Quand le passé resurgit.

Une approche à revoir, une approche à améliorer. Une approche qu’on pourrait penser maladroitement mignonne de ta part comme de la sienne. Quelque chose de mignon bien qu’en réalité quelque peu ringard ; mélangée à une touche de maladresse. Et tu te l’avouais, son côté maladroit te charmait. Ce côté maladroit te faisait sourire bêtement. Son côté maladroit… Il te remplissait sans réelle raison d’une joie que tu n’avais pas souvenir d’avoir déjà ressenti… Du moins pas depuis un moment. Comme un instant de déjà-vu, comme un souffle de souvenir recyclé.  Ces mots, cette maladresse, tu semblais la connaître aussi bien que tu connaissais la tienne. Ce caractère optimiste, tu avais l’impression de le connaître parfaitement. La maladresse, tout le monde en a en soi, c’est ce que tu ne cesses de te dire. Cette pincée d’enfance, c’était bien la première fois que tu la voyais si clairement auprès d’autrui. C’était bien la première fois que tu t’identifiais à quelqu’un. C’est la première fois que tu voyais un réel point en commun en aussi peu de temps avec un autre humain. Ce baiser d’enfance, cette maladresse, elle était si présente mais si discrète à la fois. Laissant les adultes redevenir des enfants inconstamment lors d’un instant, gardant les âmes rieuses.

Cet homme, ces mots. Que ce soit volontaire ou non, c’était la première fois que tu ressentais la flatterie. Ce sentiment était comme une brise douce. Une caresse de plume sur la joue. Voilà longtemps que tu sentais que des mots de la sorte étaient réels, ces mots étaient pensés d’une manière ou d’une autre. Flattée, tu l’étais, les joues rosées pouvaient à peine se voir mais la honte de te faire charmer aussi facilement te donnait l’impression d’être aussi rouge qu’une rose. Ton cœur se mettait sans raison à battre à la chamade. Ton cœur semblait comblé par une présence encore inconnue. Pourtant celui-ci passait son temps endurci par le froid, qu’on te disait lors de tes sorties en ville. Toi, Soigneuse du cœur avait un cœur de pierre. N’est-ce pas ironique ? Il semblait fondre face à « ton miroir ambulant. »

Sa voix ; Mars.
Elle semblait si familière, comme un chamboulement. Elle semblait si chaleureuse, comme la voix que tu attendais. Comme celle que tu entendais. Celle qui te disait sans cesse de ne jamais arrêter de positiver, celle qui restait optimiste malgré tout. Elle semblait si réelle, cette voix, c’était la sienne. Tu en es certaine.
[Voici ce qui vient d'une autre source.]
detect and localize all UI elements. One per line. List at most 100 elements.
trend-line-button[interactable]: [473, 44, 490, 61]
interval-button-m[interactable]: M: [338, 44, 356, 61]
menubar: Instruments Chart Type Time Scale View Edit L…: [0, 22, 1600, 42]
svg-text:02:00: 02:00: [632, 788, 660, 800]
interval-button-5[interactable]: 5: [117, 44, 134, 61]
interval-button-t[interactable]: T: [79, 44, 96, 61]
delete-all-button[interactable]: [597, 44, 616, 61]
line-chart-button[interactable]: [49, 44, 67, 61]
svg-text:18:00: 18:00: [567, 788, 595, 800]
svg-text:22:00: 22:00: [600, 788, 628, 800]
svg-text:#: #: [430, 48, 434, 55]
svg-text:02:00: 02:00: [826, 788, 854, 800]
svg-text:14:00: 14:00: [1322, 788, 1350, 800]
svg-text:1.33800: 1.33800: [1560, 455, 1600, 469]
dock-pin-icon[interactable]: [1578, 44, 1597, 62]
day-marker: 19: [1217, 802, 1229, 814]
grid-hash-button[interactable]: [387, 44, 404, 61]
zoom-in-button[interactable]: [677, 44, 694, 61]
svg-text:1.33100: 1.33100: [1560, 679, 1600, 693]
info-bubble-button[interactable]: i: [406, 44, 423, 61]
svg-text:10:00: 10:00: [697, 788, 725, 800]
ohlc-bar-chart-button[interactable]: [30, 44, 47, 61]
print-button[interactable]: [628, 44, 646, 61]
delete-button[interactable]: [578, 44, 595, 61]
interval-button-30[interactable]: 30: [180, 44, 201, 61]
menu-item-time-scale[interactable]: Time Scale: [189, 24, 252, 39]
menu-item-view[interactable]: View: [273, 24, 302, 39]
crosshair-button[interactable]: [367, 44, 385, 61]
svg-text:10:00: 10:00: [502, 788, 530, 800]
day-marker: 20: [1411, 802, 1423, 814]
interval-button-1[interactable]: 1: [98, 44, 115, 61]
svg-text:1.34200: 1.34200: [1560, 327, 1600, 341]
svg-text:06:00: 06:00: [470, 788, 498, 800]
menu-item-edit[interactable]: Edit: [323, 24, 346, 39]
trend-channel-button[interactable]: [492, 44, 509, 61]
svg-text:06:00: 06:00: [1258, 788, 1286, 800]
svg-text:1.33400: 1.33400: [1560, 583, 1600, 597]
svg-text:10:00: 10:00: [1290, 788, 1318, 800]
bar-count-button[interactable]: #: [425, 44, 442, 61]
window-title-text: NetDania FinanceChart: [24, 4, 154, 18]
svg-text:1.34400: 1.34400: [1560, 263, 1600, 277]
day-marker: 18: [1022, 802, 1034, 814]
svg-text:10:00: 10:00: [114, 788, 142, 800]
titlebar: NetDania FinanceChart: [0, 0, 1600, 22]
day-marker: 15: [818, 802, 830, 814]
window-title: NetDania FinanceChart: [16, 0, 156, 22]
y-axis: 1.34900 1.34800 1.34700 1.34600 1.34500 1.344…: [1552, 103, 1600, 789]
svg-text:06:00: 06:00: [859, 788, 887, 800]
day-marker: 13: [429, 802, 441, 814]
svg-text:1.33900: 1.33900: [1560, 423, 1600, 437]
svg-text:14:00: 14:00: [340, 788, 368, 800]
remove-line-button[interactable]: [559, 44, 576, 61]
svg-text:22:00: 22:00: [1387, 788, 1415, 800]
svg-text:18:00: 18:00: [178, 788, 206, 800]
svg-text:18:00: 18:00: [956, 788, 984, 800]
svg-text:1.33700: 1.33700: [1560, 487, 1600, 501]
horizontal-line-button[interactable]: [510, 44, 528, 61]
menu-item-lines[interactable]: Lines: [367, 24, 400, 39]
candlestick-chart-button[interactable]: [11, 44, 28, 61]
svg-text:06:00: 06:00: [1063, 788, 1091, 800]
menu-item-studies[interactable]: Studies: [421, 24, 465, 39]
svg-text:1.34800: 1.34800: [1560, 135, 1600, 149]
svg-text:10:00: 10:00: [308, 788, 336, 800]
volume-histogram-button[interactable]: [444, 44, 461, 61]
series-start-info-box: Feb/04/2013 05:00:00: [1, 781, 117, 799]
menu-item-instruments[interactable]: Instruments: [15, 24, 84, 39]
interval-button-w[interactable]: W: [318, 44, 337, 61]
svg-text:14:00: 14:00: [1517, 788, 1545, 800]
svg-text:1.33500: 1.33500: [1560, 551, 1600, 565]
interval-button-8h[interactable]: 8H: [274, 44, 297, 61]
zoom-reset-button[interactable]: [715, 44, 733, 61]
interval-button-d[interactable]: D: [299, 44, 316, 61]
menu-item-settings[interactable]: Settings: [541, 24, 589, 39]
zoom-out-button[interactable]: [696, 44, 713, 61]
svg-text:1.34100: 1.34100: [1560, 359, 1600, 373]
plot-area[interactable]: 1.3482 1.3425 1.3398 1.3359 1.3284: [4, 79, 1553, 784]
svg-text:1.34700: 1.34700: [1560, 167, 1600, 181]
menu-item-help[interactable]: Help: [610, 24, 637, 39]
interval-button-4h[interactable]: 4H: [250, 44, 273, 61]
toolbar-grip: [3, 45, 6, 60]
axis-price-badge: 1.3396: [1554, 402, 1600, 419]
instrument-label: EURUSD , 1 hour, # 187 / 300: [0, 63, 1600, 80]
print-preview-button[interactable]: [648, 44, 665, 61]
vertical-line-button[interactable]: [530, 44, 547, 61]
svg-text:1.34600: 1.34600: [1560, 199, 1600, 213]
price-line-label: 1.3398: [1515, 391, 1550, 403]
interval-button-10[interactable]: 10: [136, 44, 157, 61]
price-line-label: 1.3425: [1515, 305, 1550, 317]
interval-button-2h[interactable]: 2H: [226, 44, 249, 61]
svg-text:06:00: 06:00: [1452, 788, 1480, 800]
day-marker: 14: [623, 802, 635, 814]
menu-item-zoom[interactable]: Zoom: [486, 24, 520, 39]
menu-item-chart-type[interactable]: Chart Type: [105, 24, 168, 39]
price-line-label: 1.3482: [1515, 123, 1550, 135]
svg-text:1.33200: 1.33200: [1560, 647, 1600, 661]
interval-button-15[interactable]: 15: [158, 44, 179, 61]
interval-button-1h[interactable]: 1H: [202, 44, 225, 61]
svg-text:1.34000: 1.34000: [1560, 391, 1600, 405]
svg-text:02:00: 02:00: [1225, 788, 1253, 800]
Celui qui se proclamait Justicier d’Ariesten était-il celui qui te parlait lors de tes soi-disant missions dans Ariesten ? Était-il cette voix criant la joie ? Était-il celui que tu voulais faire taire pour sa bonne humeur qui te rabaissait à longueur de temps ? Cette voix, elle te chamboulait d’une étrange sensation de défaite. Elle hurlait à ton corps de supporter un poids qui était trop lourd pour tes épaules. Celle d’être heureuse et de supporter le malheur d’autrui. Est-ce que cet homme était celui qui ne cessait de te réveiller en sueur la nuit par les cauchemars ? Sa voix, elle t’obsédait depuis plus d’un an. Entendre cette voix en mettant un visage dessus te rendait un peu nerveuse. Finalement, cette forêt était-elle réellement hantée ? Si jamais cette voix lui appartenait, tu souhaitais alors profondément le remercier de te rendre plus forte jour après jour. Malgré le mal que cette voix, malgré cette influence qu’elle te donne, cette voix était la raison de ta force intérieur. Comme une force interne, comme une force indestructible, sans elle tu n’étais en réalité plus rien. Sans elle, tu n’étais encore qu’une faible épave sans destination finale.

Reprenant ton souffle correctement, perdue dans tes songes un instant. Tu secouas la tête rapidement en oubliant tes anciennes pensées. Tu tournais rapidement autour de lui comme pour inspecter son déguisement de Super-Héros, le sourire aux lèvres. Comme pour te rassurer du pire. Qu’est-ce qu’il pourrait bien arriver de pire, de toute façon ? Un sourire aux lèvres, mais un sourire nerveux ne se cachait pas aussi facilement. - Si je suis à tes côtés, je ne suis pas seule... Avec un Justicier, je n’ai rien à craindre ! Pas vrai ?

Cette voix, tu souhaitais l’adorer ;
Cette voix, tu en étais certaine tu allais l’adorer.


Remontant deux doigts près de son cœur avant de le sentir au creux de ta paume. Tu t’exclamas avec fierté que ton nom sur Ariesten était la Soigneuse du Cœur. Celle qui soigne les maux, celle qui soigne les blessures profondes. Gardant toujours une touche de mystère sur ton don. Paume sur sa poitrine, les larmes de sang commença à couler à fléau, tes pensées absorbées par le sang. Son sang. Son cœur, il était détruit. Il avait été détruit dans le passé. Une vision faite par la forêt ? Le cœur de Mars semblait avoir saigné. Les yeux fermés, essayant de ne pas faire couler une larme. Tu plongeas dans un océan rouge de rêves.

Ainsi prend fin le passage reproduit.